More EU in Europe vs More EU in NATO: The Dilemma of EU–NATO Defence Cooperation
Disclaimer:
This article was first published in Un cambio de época: América del Norte y la intervención rusa en Ucrania. Geopolítica y nuevas dinámicas de la globalización.
Abstract
This paper examines the evolving dilemma of European defence integration through the prism of the debate between “more EU in Europe” and “more EU in NATO.” It analyzes the structural, political, and strategic tensions shaping EU–NATO defence cooperation in the context of renewed great-power competition and Russia’s war against Ukraine.

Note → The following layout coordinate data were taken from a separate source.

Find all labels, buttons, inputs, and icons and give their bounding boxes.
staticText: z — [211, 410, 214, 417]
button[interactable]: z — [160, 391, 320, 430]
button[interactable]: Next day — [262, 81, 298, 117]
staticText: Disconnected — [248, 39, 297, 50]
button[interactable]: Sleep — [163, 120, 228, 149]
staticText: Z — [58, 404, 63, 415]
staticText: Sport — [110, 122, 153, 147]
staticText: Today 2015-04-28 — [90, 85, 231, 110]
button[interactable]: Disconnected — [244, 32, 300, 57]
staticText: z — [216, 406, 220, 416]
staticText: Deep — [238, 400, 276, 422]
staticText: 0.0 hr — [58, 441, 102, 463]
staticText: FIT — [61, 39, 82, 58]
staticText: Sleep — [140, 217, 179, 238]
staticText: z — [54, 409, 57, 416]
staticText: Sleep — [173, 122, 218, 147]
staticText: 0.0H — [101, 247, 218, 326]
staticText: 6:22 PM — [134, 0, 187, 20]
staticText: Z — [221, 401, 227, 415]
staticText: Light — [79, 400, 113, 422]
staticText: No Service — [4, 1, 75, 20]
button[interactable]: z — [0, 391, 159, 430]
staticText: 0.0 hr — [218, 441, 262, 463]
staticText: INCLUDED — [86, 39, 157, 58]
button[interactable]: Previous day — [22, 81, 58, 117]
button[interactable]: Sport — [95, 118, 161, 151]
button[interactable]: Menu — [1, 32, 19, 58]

The study situates the discussion within broader debates on European strategic autonomy, transatlantic burden-sharing, and institutional duplication, assessing whether deeper EU defence integration strengthens or fragments the Euro-Atlantic security architecture. By exploring initiatives such as PESCO, the European Defence Fund, and the EU Strategic Compass alongside NATO’s force posture adaptation and enlargement dynamics, the paper evaluates the degree of complementarity and competition between the two organizations.
The analysis argues that the core challenge is not a binary institutional choice but the management of functional interdependence between the EU and NATO. While greater EU defence capabilities may enhance European resilience and contribute to fairer burden-sharing within NATO, misaligned political visions, capability gaps, and strategic divergences risk reinforcing fragmentation. The paper concludes that sustainable European security requires calibrated integration: strengthening EU defence instruments while anchoring them firmly within NATO’s collective defence framework. The future of Euro-Atlantic security will depend on whether policymakers can reconcile ambitions for European autonomy with the enduring strategic centrality of NATO.